Lerctoday at 10:39 AM

One of the very first experiments I did with AI was trying to build a browser based filesystem interface and general API provider. I think the first attempts were with ChatGPT 3.5 . I pretty quickly hit a wall, but Gpt4 got me quite a lot further.

I see the datestamp on this early test https://fingswotidun.com/tests/messageAPI/ is 2023-03-22 Thinking about the progress since then I'm amazed I got as far as I did. (To get the second window to run its test you need to enter aWorker.postMessage("go") in the console)

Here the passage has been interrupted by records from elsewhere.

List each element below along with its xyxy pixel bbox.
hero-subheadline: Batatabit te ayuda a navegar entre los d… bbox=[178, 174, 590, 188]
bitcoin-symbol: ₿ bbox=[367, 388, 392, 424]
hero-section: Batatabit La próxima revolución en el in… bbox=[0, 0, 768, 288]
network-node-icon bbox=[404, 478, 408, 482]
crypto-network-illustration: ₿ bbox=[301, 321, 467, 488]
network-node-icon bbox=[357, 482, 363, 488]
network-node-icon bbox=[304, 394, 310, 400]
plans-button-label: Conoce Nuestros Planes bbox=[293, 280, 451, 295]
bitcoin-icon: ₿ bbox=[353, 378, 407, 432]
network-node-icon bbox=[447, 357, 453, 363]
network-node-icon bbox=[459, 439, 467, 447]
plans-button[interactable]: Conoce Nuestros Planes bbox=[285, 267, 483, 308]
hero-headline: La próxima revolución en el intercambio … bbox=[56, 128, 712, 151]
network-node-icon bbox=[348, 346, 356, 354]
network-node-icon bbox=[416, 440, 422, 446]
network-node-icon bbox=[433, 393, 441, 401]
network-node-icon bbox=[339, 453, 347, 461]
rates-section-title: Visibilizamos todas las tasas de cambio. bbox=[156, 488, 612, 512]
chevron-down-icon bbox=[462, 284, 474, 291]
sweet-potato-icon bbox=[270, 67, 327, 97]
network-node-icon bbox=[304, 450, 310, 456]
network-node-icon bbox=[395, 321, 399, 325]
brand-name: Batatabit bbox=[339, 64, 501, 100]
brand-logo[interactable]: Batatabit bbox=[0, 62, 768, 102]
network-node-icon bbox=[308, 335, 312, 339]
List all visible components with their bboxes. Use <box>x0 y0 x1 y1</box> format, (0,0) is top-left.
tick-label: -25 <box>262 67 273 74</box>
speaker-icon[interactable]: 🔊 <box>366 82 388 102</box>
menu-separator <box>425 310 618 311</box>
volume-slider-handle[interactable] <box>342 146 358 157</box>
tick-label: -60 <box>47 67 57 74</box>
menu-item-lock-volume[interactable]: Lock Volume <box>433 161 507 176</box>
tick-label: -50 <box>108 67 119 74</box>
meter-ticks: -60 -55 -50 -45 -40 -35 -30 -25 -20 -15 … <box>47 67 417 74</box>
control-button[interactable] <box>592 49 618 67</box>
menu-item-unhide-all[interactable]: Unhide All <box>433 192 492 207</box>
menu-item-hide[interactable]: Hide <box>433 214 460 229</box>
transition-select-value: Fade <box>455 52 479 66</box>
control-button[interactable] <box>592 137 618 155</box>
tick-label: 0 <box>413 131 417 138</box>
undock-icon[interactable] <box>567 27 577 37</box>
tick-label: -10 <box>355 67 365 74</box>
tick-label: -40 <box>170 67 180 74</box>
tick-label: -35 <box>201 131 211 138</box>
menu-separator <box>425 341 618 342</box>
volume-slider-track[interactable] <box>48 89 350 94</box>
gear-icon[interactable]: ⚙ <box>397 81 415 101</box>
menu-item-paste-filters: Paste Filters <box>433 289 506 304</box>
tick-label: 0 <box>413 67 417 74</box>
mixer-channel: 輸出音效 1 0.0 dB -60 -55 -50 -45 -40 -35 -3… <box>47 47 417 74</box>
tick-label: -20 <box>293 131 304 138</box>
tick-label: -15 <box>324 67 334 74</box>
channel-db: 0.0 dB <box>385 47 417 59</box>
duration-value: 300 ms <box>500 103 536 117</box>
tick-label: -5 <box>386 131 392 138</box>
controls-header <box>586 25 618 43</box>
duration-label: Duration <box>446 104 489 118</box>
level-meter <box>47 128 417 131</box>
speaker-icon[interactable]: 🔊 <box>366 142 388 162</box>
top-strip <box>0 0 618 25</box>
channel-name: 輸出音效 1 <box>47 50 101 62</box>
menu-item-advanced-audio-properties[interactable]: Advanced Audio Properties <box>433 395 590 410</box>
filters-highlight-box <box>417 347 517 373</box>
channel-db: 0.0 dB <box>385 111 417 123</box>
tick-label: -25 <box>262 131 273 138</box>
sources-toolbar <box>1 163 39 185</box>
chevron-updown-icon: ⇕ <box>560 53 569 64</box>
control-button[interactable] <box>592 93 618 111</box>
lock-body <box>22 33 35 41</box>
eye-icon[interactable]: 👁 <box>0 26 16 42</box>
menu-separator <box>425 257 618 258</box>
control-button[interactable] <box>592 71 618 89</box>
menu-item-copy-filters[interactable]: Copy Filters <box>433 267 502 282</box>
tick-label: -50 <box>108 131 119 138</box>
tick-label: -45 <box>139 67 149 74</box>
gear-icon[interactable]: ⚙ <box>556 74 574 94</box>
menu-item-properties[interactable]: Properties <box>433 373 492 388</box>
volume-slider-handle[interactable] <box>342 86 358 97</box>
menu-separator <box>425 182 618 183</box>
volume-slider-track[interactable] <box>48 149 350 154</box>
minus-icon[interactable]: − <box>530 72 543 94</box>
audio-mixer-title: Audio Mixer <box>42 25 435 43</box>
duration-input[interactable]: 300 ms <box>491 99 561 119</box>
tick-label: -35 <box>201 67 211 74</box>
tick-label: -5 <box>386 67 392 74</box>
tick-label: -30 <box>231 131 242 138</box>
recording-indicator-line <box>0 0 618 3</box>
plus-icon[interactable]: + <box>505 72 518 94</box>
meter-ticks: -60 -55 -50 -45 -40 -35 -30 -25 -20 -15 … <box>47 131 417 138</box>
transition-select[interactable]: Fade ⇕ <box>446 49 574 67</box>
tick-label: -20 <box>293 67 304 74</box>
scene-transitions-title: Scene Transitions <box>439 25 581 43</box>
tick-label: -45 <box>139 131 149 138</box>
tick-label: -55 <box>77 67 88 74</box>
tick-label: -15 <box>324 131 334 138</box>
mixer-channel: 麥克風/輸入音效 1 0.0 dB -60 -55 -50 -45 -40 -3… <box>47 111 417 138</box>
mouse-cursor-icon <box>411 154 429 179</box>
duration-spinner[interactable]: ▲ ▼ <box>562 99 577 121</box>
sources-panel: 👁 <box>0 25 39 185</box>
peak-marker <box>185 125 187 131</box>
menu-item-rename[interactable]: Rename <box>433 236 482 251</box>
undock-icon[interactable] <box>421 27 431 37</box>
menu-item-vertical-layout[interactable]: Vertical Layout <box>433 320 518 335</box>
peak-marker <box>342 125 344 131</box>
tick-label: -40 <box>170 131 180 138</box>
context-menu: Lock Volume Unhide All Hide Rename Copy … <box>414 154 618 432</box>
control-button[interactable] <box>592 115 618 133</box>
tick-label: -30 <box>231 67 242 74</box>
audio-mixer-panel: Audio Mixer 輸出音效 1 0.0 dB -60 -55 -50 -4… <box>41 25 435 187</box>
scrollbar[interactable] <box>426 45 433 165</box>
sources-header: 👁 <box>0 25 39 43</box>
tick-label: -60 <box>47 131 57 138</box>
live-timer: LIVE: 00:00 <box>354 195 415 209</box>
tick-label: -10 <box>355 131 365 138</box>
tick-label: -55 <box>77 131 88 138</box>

The design was using IndexedDB to make a very simple filesystem, and a transmittable API

The source of the worker shows the simplicity of it once set up. https://fingswotidun.com/tests/messageAPI/testWorker.js in total is just

    importScripts("MessageTunnel.js"); // the only dependency of the worker
  
    onmessage = function(e) {
     console.log(`Worker: Message  received from main script`,e.data);
     if (e.data.apiDefinition) {
       installRemoteAPI(e.data.apiDefinition,e.ports[0])    
     }
     if (e.data=="go") {
       go();
       return;
     } 
  }
  
  async function go() {
      const thing = await testAPI.echo("hello world")
      console.log("got a thing back ",thing)
  
      //fs is provided by installRemoteAPI  
      const rootInfo = await fs.stat("/");
      console.log(`stat("/") returned `,rootInfo)
    
      // fs.readDir returns an async iterator that awaits on an iterator on the host side 
      const dir = await fs.readDir("/")
      for await (const f of dir) {
        const stats = await fs.stat("/"+f.name);
        console.log("file  " +f,stats)
      }
    
  }

I distinctly remember adding a Serviceworker so you could fetch URLs from inside the filesystem, so I must have a more recent version sitting around somewhere.

It wouldn't take too much to have a $PATH analog and a command executor that launched a worker from a file on the system if it found a match existed on the $PATH. Then a LLM would be able to make its own scripts from there.

It might be time to revisit this. Polishing everything up would probably be a piece of cake for Claude.